Some info from a related story in the IV Press today:
QUOTE
Millions allotted for water supply studies
By BENJAMIN ROGERS, Special to this newspaper
Friday, July 8, 2005 2:32 PM PDT
WASHINGTON (MNS) —Congress may soon take a step toward solving water supply problems in the Imperial Valley.
As part of a $31.2 billion spending bill, the Senate last week set aside more than $8.2 million for the Colorado Front Work and Levee System, much of it earmarked for feasibility studies for special reservoirs along the All-American Canal and for sediment removal behind Laguna Dam.
The money, significantly more than requested in President Bush's budget, would fund continuing work on the canal reservoirs, said Bob Walsh, a spokesman for the U.S. Bureau of Reclamation's Lower Colorado regional office.
Reclamation originally requested only $2.5 million for maintenance and studies. The House version of the appropriations bill increased that spending to $3.2 million and the Senate version passed with $8.2 million. The extra money is earmarked for studying ways to minimize water loss along the system.
The increased funding came at the request of governors from various Southwestern states, said Roger Cochran of the Senate appropriations staff.
California Gov. Arnold Schwarzenegger, along with California senators Dianne Feinstein and Barbara Boxer, pushed for the funding and even asked for more, but $8.2 was as much as Reclamation could feasibly use, Cochran said.

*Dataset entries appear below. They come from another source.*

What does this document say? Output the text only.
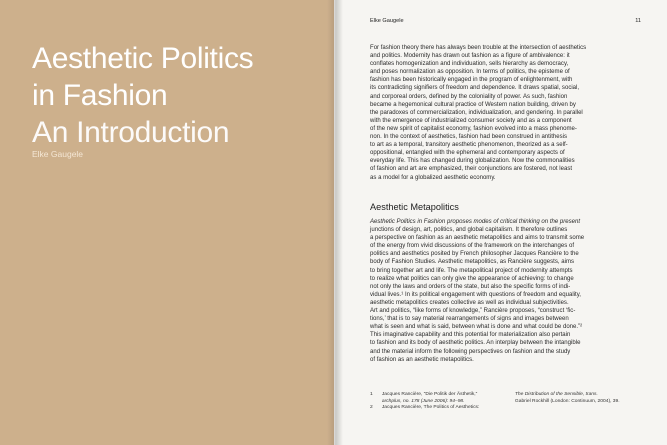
Aesthetic Politics
in Fashion
An Introduction
Elke Gaugele
Elke Gaugele	11

For fashion theory there has always been trouble at the intersection of aesthetics

and politics. Modernity has drawn out fashion as a figure of ambivalence: it

conflates homogenization and individuation, sells hierarchy as democracy,

and poses normalization as opposition. In terms of politics, the episteme of

fashion has been historically engaged in the program of enlightenment, with

its contradicting signifiers of freedom and dependence. It draws spatial, social,

and corporeal orders, defined by the coloniality of power. As such, fashion

became a hegemonical cultural practice of Western nation building, driven by

the paradoxes of commercialization, individualization, and gendering. In parallel

with the emergence of industrialized consumer society and as a component

of the new spirit of capitalist economy, fashion evolved into a mass phenome-

non. In the context of aesthetics, fashion had been construed in antithesis

to art as a temporal, transitory aesthetic phenomenon, theorized as a self-

oppositional, entangled with the ephemeral and contemporary aspects of

everyday life. This has changed during globalization. Now the commonalities

of fashion and art are emphasized, their conjunctions are fostered, not least

as a model for a globalized aesthetic economy.

Aesthetic Metapolitics

Aesthetic Politics in Fashion proposes modes of critical thinking on the present

junctions of design, art, politics, and global capitalism. It therefore outlines

a perspective on fashion as an aesthetic metapolitics and aims to transmit some

of the energy from vivid discussions of the framework on the interchanges of

politics and aesthetics posited by French philosopher Jacques Rancière to the

body of Fashion Studies. Aesthetic metapolitics, as Rancière suggests, aims

to bring together art and life. The metapolitical project of modernity attempts

to realize what politics can only give the appearance of achieving: to change

not only the laws and orders of the state, but also the specific forms of indi-

vidual lives.¹ In its political engagement with questions of freedom and equality,

aesthetic metapolitics creates collective as well as individual subjectivities.

Art and politics, “like forms of knowledge,” Rancière proposes, “construct ‘fic-

tions,’ that is to say material rearrangements of signs and images between

what is seen and what is said, between what is done and what could be done.”²

This imaginative capability and this potential for materialization also pertain

to fashion and its body of aesthetic politics. An interplay between the intangible

and the material inform the following perspectives on fashion and the study

of fashion as an aesthetic metapolitics.

1	Jacques Rancière, “Die Politik der Ästhetik,”
archplus, no. 178 (June 2006): 94–98.
2	Jacques Rancière, The Politics of Aesthetics:
The Distribution of the Sensible, trans.
Gabriel Rockhill (London: Continuum, 2004), 39.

"There was a pretty united front on this thing," he said.
Because the bill was modified in the Senate, it still has to pass a Senate-House conference committee, which often compromises on money numbers, before any presidential signature.
Under the current system, irrigation water requested for the Imperial or Coachella valleys is released from the Imperial Dam into the system. The water takes about three days to arrive and if, because of rain or other factors, it is no longer needed upon arrival it flows unused into Mexico.
The new reservoirs would capture that unused water and save it for future orders, Walsh said.
Estimates submitted to Congress detail a system able to save up to 300,000 acre-feet more of water per year than the current system. That's enough water to supply the needs of 1.5 million users and enough to drop the water level of Lake Mead by three feet, said Jack Simes, a project manager at Reclamation's office in Yuma.
Some of the outlay would go to fund studies on the proposed All-American Canal Drop 2 Reservoir site west of the Imperial Sand Dunes.
The proposed site would sit on 621 acres and include two cells capable of holding up to 4,000 acre-feet of water each. A public hearing on the reservoir project is scheduled for 5 to 7 p.m. Tuesday in the boardroom of the Imperial Irrigation District, 1285 Broadway in El Centro.
Actual construction on any proposed reservoirs is still at least two years away, Simes said.
The extra money would fund feasibility studies for removing sediment behind Laguna Dam, a 43-foot structure just outside of Yuma. That dam, completed in 1909 and the first anywhere on the Colorado River, hasn't undergone serious sediment removal since a controlled flood release in 1983, Simes said. Until Reclamation completes its studies, however, it is unclear how much capacity would be freed by removing the sediment, he said.
Since the completion of the larger Imperial Dam in 1938, the Laguna Dam has served as a smaller flow regulator.